Actus - 27th novembre 2019

The history of a surprisingly regular parkrunner!


In Australia, one of the highlights of my weeks was having a latte with my cycling friends on a Sunday morning. In the summer, we’d meet at 6am in order to get home before the heat of the day. In winter, we’d wear jackets and sweatshirts and gloves and leave later, but while it was still dark out. My friends were all well-equipped with fancy bikes with a huge number of gears, and they wore clip-on shoes and slick fitted riding shirts and padded bike shorts. The routes would vary, and my favorite part was always riding on the flat lanes by the side of the Brisbane River, before there were too many people out, seeing the sun’s reflection on the water.
I was always last, on every ride. I rode an Apollo bike that I bought at a yard sale for $15. It had gears, but I am not sure how they work, so I suffered along as best I could. I wore tennis shoes, a regular t-shirt and whatever shorts i could find that weren’t particularly dirty. I may not have been the most stylish, but I was able to keep up – mainly because they stopped at particular points on the route to drink some water and wait for me to catch up.
Really, my main interest in these Sunday morning excursions was the chatter over coffee with interesting and clever people.

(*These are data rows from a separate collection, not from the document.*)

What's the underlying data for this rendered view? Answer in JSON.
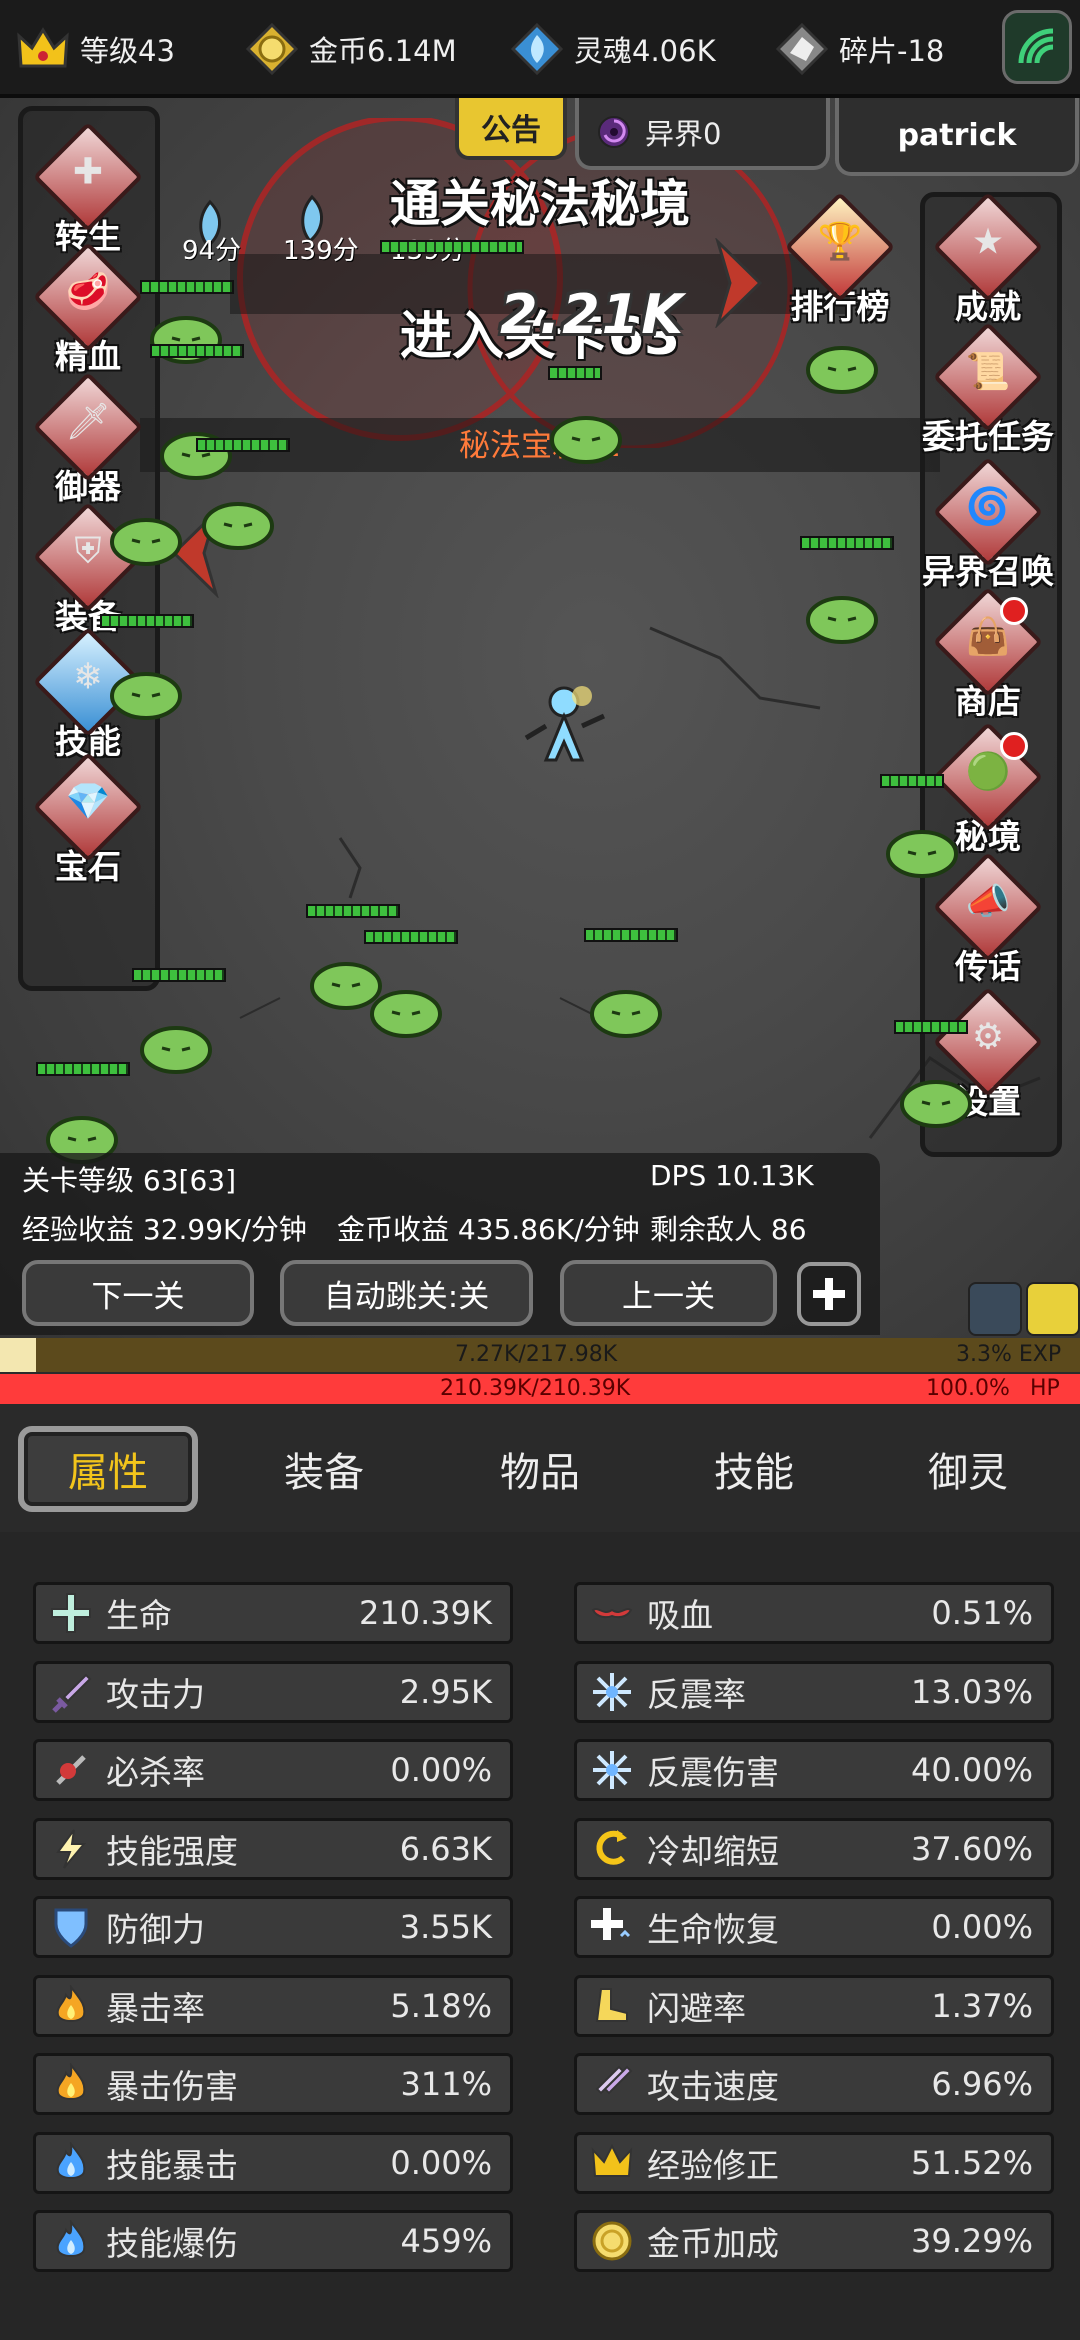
{
  "resources": [
    {
      "icon": "crown-icon",
      "label": "等级43"
    },
    {
      "icon": "coin-icon",
      "label": "金币6.14M"
    },
    {
      "icon": "soul-icon",
      "label": "灵魂4.06K"
    },
    {
      "icon": "shard-icon",
      "label": "碎片-18"
    }
  ],
  "top_tabs": {
    "announcement": "公告",
    "otherworld": "异界0",
    "user": "patrick"
  },
  "left_menu": [
    "转生",
    "精血",
    "御器",
    "装备",
    "技能",
    "宝石"
  ],
  "right_menu": [
    "排行榜",
    "成就",
    "委托任务",
    "异界召唤",
    "商店",
    "秘境",
    "传话",
    "设置"
  ],
  "banner": {
    "title": "通关秘法秘境",
    "enter": "进入关卡63"
  },
  "drops": [
    "94分",
    "139分",
    "139分"
  ],
  "damage_number": "2.21K",
  "chest": "秘法宝箱x2",
  "stage": {
    "level": "关卡等级 63[63]",
    "dps": "DPS 10.13K",
    "exp_income": "经验收益 32.99K/分钟",
    "gold_income": "金币收益 435.86K/分钟",
    "enemies_left": "剩余敌人 86"
  },
  "nav": {
    "next": "下一关",
    "auto": "自动跳关:关",
    "prev": "上一关"
  },
  "exp": {
    "text": "7.27K/217.98K",
    "percent": "3.3% EXP",
    "fill": 0.033
  },
  "hp": {
    "text": "210.39K/210.39K",
    "percent": "100.0%",
    "label": "HP"
  },
  "tabs": [
    "属性",
    "装备",
    "物品",
    "技能",
    "御灵"
  ],
  "attrs_left": [
    {
      "icon": "health-cross-icon",
      "name": "生命",
      "value": "210.39K"
    },
    {
      "icon": "sword-icon",
      "name": "攻击力",
      "value": "2.95K"
    },
    {
      "icon": "critical-hit-icon",
      "name": "必杀率",
      "value": "0.00%"
    },
    {
      "icon": "lightning-icon",
      "name": "技能强度",
      "value": "6.63K"
    },
    {
      "icon": "shield-icon",
      "name": "防御力",
      "value": "3.55K"
    },
    {
      "icon": "fire-icon",
      "name": "暴击率",
      "value": "5.18%"
    },
    {
      "icon": "fire-icon",
      "name": "暴击伤害",
      "value": "311%"
    },
    {
      "icon": "blue-fire-icon",
      "name": "技能暴击",
      "value": "0.00%"
    },
    {
      "icon": "blue-fire-icon",
      "name": "技能爆伤",
      "value": "459%"
    }
  ],
  "attrs_right": [
    {
      "icon": "bat-icon",
      "name": "吸血",
      "value": "0.51%"
    },
    {
      "icon": "ice-burst-icon",
      "name": "反震率",
      "value": "13.03%"
    },
    {
      "icon": "ice-burst-icon",
      "name": "反震伤害",
      "value": "40.00%"
    },
    {
      "icon": "cooldown-icon",
      "name": "冷却缩短",
      "value": "37.60%"
    },
    {
      "icon": "regen-icon",
      "name": "生命恢复",
      "value": "0.00%"
    },
    {
      "icon": "boot-icon",
      "name": "闪避率",
      "value": "1.37%"
    },
    {
      "icon": "attack-speed-icon",
      "name": "攻击速度",
      "value": "6.96%"
    },
    {
      "icon": "crown-icon",
      "name": "经验修正",
      "value": "51.52%"
    },
    {
      "icon": "coin-icon",
      "name": "金币加成",
      "value": "39.29%"
    }
  ]
}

They were all amazing over-achievers with high-powered careers, juggling families and husbands and office politics like nobody’s business. We laughed and compared notes and escaped from the mundanity of life as a 21st century woman, letting ourselves admit that we could never have it all. At least we had that.
Now in France, I have discovered a new activity – parkrun. It is a 5km run every Saturday morning organized by volunteers in various sites all over the world. Started in Britain, there is a branch in our village that makes a loop around the little lake. Although it is mostly English-speaking expatriates, the instructions are always in French. Many of the runners have participated in marathons or half-marathons, almost all are very fit, and the course is beautiful no matter what time of year.
As I have already admitted, I am not a fitness freak, so the reason I participate in any physical activity is really the draw of coffee and a chat afterward. Running is a sport that I am particularly bad at. I got a varsity letter in cross country in high school, not because I won any race, but because I participated as part of the team. The highlight of the season was my final race, where I managed to beat two people for the first time. (Although whether the people I passed were actually race participants at all is a matter of some dispute and may never be resolved for lack of witnesses).
At the beginning of each event, I look around to see if there is possibility I could beat someone. (I know this is not the point, but I can’t help my competitive streak). Sometimes it may be a 70 year old overweight man, or a 6 year old wearing plastic sandals. There is the man pushing a stroller for two. I think maybe someday I will beat him. Alas, as the runners depart, it becomes clear that many normal septuagenarians have a walking pace that is faster than my slow jog, and clever children manage a run-walk (even in sandals) that outpace me.
So the first events I ran resulted in some disappointment, but I discovered an enormous advantage to parkrun. At the end of the parkrun when you are bringing up the tail, everyone else is already standing around chatting, and they will pause their conversation to clap for you. There is wonderful motivation in having total strangers applaud your once-a-week effort to get off the couch. It makes me smile and run slightly faster for the last 50 meters at least.
There are always a few people who meet for a coffee in the village square near the church and war memorial. Often there are parkrun « tourists » who do this run when they are in Geneva on business or a holiday. There is a cheerful woman from Iceland who sent her 14 year old son to go back to her car to get her wallet, and he got lost. There is a bald Scottish man with tattoos on his legs, who leaned over to someone just before the start of the race to tell him in a thick Scottish brogue, « You’re looking mighty frisky today! » There are UN employees who have to miss a couple of weeks at a time because they are travelling in India or Mozambique or China. Everyone has a story. So on this beautiful autumn day, this is the story I would like to share.


Since this story was written, on one occasion I finished in front of the lovely man with the double stroller. When I expressed my pride and amazement, my (ex) husband said, “Well, he started 10 minutes late!” Now that I am in better shape, I only come in last when I volunteer as Tail Walker!